The parties confirm that it is their express wish that this Agreement, and all documents and notices related hereto, be in English. Les parties confirment leur volonté expresse à ce que la présente convention, ainsi que tout document ou avis s'y rapportant, soit en anglais.

29.10 Notice.

You are responsible for keeping your email address associated with your Shuppi account current. Notices sent to your last provided email address will be deemed received. Notices to Shuppi must be sent to the following address:

Shuppi Inc.

901 N Francisco Ave #2888

Mission, TX 78572

Email: [insert operational email address]
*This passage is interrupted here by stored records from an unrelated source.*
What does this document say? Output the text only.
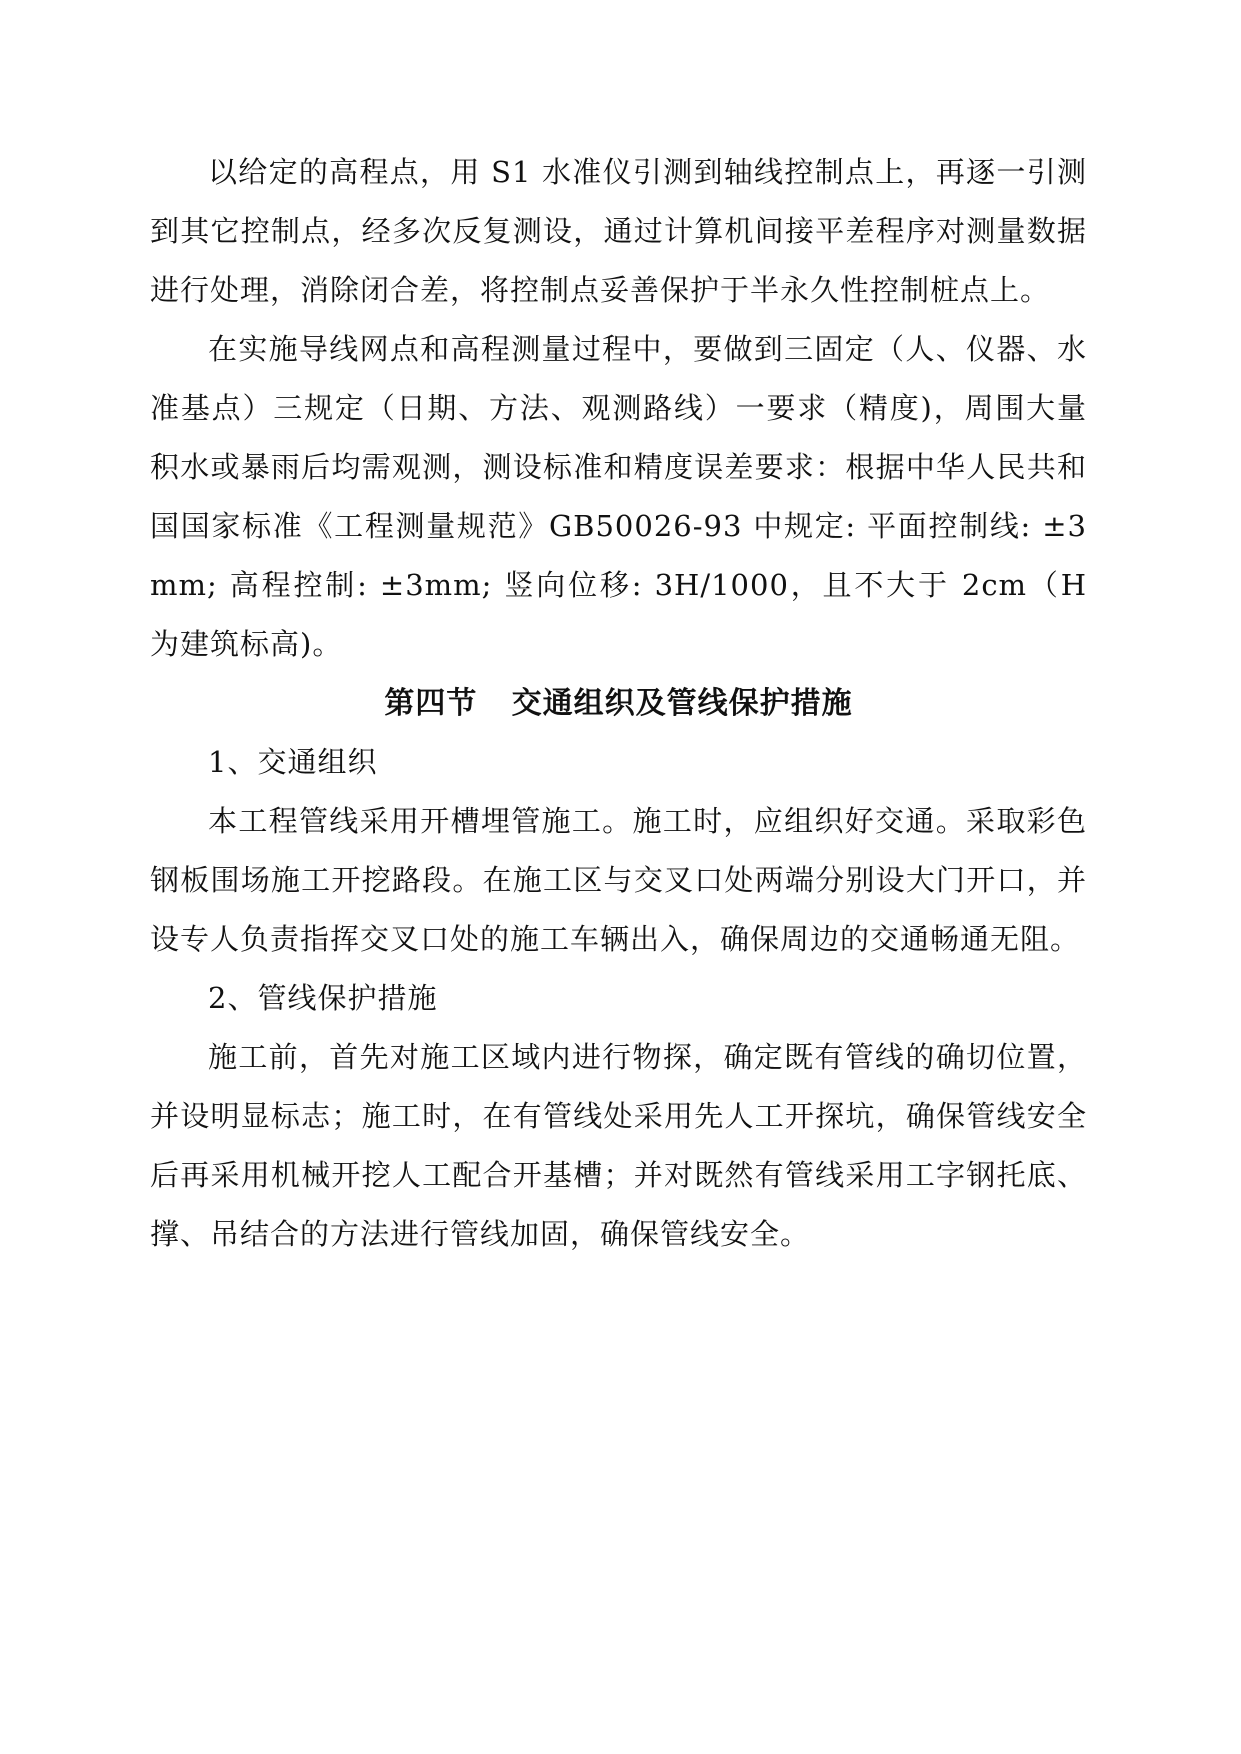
以给定的高程点，用 S1 水准仪引测到轴线控制点上，再逐一引测到其它控制点，经多次反复测设，通过计算机间接平差程序对测量数据进行处理，消除闭合差，将控制点妥善保护于半永久性控制桩点上。

在实施导线网点和高程测量过程中，要做到三固定（人、仪器、水准基点）三规定（日期、方法、观测路线）一要求（精度)，周围大量积水或暴雨后均需观测，测设标准和精度误差要求：根据中华人民共和国国家标准《工程测量规范》GB50026-93 中规定: 平面控制线: ±3mm; 高程控制: ±3mm; 竖向位移: 3H/1000，且不大于 2cm（H 为建筑标高)。

第四节   交通组织及管线保护措施

1、交通组织

本工程管线采用开槽埋管施工。施工时，应组织好交通。采取彩色钢板围场施工开挖路段。在施工区与交叉口处两端分别设大门开口，并设专人负责指挥交叉口处的施工车辆出入，确保周边的交通畅通无阻。

2、管线保护措施

施工前，首先对施工区域内进行物探，确定既有管线的确切位置，并设明显标志；施工时，在有管线处采用先人工开探坑，确保管线安全后再采用机械开挖人工配合开基槽；并对既然有管线采用工字钢托底、撑、吊结合的方法进行管线加固，确保管线安全。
Notice shall be deemed delivered upon receipt by Shuppi via overnight delivery service or first-class mail, or when sent to the above email and not returned undeliverable.

29.11 Waiver.

Any waiver or failure to enforce any provision of the Agreement on one occasion will not be deemed a waiver of any other provision or of such provision on any other occasion.

29.12 Severability.

If any portion of this Agreement is held invalid or unenforceable, that portion shall be construed in a manner to reflect, as nearly as possible, the original intention of the parties, and the remaining portions shall remain in full force and effect.

29.13 Export Control.

You may not use, export, import, or transfer the Services except as authorized by U.S. law, the laws of the jurisdiction in which you obtained the Services, and any other applicable laws. In particular, but without limitation, the Services may not be exported or re-exported (a) into any United States embargoed countries, or (b) to anyone on the U.S. Treasury Department's list of Specially Designated Nationals or the U.S. Department of Commerce's Denied Person's List or Entity List. By using the Services, you represent and warrant that (y) you are not located in a country that is subject to a U.S. Government embargo, or that has been designated by the U.S. Government as a "terrorist supporting" country and (z) you are not listed on any U.S. Government list of prohibited or restricted parties. You also will not use the Services for any purpose prohibited by U.S. law, including the development, design, manufacture or production of missiles, nuclear, chemical or biological weapons. You acknowledge and agree that products, services or technology provided by Shuppi are subject to the export control laws and regulations of the United States. You shall comply with these laws and regulations and shall not, without prior U.S. government authorization, export, re-export, or transfer Shuppi products, services or technology, either directly or indirectly, to any country in violation of such laws and regulations.

29.14 Entire Agreement.

The Agreement is the final, complete and exclusive agreement of the parties with respect to the subject matter hereof and supersedes and merges all prior discussions between the parties with respect to such subject matter.